From riches to ankle bracelet: UK tech tycoon Mike Lynch’s stunning fall
London: Mike Lynch, the technology tycoon, once dubbed Britain’s Bill Gates, has spent the past 10 months in San Francisco, with a GPS bracelet strapped to his ankle and two armed guards monitoring him around the clock. This week he heads to court to face a long, hard fight for his freedom.
It’s been 13 years since one of Silicon Valley’s most storied companies bought Lynch’s business in a blockbuster takeover that seemed to confirm his image as one of the UK’s most brilliant technologists. Now that deal is at the center of a criminal fraud trial. If convicted, Lynch could spend up to 25 years in jail.
It has been a stunning fall from grace. As co-founder of Autonomy, a software firm that became one of the shining lights of the UK tech scene, Lynch was lauded for his achievements in business: awarded an OBE (Order of the British Empire) for services to enterprise in 2006, and appointed in 2011 to the science and technology council of the then prime minister, David Cameron. He served on the board of the BBC, and established an investment firm that backed Darktrace, the cybersecurity firm.
Now Lynch is about to embark upon an arduous battle to persuade a jury that the highlight of his career – Autonomy’s acquisition by Hewlett-Packard – was not built on a pack of lies.
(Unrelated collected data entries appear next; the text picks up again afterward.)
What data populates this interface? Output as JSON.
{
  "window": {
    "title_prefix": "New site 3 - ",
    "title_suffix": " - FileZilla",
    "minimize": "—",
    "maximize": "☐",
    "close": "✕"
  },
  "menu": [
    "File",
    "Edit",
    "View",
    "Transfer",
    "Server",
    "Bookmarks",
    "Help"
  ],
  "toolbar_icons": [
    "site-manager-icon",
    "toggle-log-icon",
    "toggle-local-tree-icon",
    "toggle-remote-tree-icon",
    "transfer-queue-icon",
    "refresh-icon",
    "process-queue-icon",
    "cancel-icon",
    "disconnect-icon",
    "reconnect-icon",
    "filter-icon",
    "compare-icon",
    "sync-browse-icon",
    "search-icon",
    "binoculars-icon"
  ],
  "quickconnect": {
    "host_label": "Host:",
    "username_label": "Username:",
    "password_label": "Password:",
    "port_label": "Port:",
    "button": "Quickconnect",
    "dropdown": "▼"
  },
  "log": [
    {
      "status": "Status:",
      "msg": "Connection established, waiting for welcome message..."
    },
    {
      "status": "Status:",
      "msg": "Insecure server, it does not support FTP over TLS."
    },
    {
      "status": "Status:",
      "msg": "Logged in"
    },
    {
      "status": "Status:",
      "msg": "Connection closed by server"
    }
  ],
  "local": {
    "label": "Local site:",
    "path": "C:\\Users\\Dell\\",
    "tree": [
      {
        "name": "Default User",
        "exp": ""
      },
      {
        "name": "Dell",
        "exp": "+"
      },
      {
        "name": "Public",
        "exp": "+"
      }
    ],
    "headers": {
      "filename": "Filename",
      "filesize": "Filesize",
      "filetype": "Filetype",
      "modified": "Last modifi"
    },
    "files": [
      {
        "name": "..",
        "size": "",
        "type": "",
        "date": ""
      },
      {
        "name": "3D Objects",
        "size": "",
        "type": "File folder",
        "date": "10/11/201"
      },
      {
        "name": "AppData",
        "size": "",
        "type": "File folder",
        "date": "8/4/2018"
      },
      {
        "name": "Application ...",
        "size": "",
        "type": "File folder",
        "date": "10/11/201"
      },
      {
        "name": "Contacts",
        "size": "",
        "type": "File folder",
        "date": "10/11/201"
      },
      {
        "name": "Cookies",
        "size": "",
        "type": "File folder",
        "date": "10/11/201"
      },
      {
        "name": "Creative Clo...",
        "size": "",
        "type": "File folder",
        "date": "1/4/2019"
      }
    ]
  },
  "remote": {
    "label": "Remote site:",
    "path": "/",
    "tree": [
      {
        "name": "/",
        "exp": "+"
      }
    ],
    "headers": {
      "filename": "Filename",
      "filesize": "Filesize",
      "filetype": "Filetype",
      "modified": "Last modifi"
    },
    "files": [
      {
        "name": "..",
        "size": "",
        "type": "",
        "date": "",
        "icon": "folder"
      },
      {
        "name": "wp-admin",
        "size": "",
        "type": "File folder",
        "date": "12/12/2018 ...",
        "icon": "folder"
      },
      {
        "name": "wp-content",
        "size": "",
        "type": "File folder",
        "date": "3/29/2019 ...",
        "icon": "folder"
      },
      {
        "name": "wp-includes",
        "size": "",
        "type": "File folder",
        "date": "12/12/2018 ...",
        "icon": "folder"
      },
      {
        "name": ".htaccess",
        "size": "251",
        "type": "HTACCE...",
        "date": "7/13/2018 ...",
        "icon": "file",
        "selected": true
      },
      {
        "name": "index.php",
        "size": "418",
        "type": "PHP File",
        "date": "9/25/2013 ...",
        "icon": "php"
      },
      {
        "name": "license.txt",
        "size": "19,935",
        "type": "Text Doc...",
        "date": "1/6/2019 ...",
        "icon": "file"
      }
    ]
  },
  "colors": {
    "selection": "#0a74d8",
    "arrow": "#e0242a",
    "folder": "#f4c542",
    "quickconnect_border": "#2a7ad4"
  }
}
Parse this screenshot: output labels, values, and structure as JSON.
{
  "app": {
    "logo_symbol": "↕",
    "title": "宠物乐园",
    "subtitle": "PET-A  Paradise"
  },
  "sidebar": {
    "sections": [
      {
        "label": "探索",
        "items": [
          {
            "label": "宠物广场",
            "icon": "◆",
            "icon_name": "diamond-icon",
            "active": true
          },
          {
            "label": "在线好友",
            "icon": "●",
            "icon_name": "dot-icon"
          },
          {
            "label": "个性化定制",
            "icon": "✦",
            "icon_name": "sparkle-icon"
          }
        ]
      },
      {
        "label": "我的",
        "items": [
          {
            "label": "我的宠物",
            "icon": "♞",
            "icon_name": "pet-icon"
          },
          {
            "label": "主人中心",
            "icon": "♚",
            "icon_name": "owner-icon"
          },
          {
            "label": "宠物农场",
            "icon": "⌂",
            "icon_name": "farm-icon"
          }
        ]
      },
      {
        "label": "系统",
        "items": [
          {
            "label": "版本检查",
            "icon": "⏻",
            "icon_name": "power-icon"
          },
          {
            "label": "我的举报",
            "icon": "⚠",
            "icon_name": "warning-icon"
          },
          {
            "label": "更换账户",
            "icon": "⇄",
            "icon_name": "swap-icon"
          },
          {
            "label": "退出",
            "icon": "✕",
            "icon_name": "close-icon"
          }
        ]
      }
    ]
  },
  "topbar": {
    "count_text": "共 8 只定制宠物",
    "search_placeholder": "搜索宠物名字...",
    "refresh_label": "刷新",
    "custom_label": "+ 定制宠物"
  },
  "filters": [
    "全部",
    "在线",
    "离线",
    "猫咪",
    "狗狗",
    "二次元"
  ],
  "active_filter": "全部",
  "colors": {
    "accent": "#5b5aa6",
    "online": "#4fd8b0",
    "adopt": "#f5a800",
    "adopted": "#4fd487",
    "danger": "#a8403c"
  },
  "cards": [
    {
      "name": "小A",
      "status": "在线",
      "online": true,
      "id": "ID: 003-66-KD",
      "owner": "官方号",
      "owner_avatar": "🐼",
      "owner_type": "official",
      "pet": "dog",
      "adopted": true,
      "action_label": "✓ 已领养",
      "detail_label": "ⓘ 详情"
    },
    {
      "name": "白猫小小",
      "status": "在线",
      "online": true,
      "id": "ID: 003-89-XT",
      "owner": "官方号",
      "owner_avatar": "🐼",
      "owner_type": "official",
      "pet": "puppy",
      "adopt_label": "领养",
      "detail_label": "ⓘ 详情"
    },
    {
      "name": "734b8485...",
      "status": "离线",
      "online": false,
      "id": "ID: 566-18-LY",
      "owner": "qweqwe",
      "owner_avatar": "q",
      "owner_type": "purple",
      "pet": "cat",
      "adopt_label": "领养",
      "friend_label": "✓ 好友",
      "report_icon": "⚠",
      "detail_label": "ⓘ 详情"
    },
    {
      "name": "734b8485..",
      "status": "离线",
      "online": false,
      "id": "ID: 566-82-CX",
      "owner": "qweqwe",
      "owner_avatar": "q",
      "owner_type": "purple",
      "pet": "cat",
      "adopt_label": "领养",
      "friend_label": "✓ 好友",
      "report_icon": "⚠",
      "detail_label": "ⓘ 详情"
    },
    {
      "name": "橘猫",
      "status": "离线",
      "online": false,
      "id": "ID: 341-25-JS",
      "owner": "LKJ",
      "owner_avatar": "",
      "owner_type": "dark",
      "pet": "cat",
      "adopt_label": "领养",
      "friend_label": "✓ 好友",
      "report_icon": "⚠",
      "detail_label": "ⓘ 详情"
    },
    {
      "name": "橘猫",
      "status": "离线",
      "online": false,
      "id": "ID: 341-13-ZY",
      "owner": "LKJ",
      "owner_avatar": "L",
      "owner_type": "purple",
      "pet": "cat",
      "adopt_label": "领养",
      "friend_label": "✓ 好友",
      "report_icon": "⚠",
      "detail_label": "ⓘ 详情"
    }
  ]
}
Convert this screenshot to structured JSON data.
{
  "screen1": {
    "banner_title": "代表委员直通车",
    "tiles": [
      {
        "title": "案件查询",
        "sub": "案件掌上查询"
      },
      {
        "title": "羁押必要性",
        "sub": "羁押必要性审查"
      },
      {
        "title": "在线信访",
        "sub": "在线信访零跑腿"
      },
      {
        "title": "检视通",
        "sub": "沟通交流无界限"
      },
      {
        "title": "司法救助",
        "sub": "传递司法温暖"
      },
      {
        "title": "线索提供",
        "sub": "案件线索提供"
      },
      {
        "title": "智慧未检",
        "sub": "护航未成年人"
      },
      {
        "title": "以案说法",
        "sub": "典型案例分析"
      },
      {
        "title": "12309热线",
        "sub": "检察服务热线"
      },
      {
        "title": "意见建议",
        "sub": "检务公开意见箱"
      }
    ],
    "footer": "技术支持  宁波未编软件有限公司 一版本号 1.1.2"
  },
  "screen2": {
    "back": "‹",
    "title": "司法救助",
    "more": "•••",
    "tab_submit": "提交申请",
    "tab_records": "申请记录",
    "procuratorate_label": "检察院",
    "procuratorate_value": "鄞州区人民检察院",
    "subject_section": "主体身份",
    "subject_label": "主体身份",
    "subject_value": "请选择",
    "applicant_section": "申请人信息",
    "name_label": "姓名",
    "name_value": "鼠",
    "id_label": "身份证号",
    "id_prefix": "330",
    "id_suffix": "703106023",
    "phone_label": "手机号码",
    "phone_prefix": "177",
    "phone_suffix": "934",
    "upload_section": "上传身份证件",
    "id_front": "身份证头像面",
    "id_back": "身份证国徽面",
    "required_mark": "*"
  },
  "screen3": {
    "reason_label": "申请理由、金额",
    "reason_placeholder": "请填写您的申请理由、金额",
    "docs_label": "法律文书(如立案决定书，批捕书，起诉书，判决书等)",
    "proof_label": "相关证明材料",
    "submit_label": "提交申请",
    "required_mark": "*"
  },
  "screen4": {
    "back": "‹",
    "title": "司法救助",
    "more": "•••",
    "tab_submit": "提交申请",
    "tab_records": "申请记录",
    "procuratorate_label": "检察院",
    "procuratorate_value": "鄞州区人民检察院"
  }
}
The odds against him are high. US federal prosecutors have a fearsome record and most defendants would rather plead guilty than go to trial. Analysis by the Pew Research Center last year found that, of 71,954 defendants in federal criminal cases in 2022, only 2.3% went to trial. Just 0.4% were acquitted.
Lynch, who has pleaded not guilty, will need to dismantle the allegations surrounding how he constructed, led and presented Autonomy to the world. Attention in the courtroom is likely to turn swiftly to one Thursday afternoon in August 2011.
Ten minutes after Wall Street closed for the day, HP revealed a master plan. The world’s largest maker of personal computers had had enough of making personal computers – and wanted to transform from hardware manufacturer to software giant. The only snag was that software was responsible for just 3% of its sales.
Autonomy, a fast-growing and much-hyped software and data company that counted Coca-Cola and Nestlé among its clients, looked like the answer.
HP agreed to buy Autonomy in a £7bn ($10bn) deal to “accelerate our strategic vision to decisively and profitably” dominate the software industry. Léo Apotheker, HP’s CEO, declared its purchase to be “highly profitable and globally respected”, with an “attractive business model” and “well-regarded” management.
For Autonomy, and the man who built it, the acquisition was an extraordinary (and lucrative) endorsement. “This is a momentous day,” said Lynch.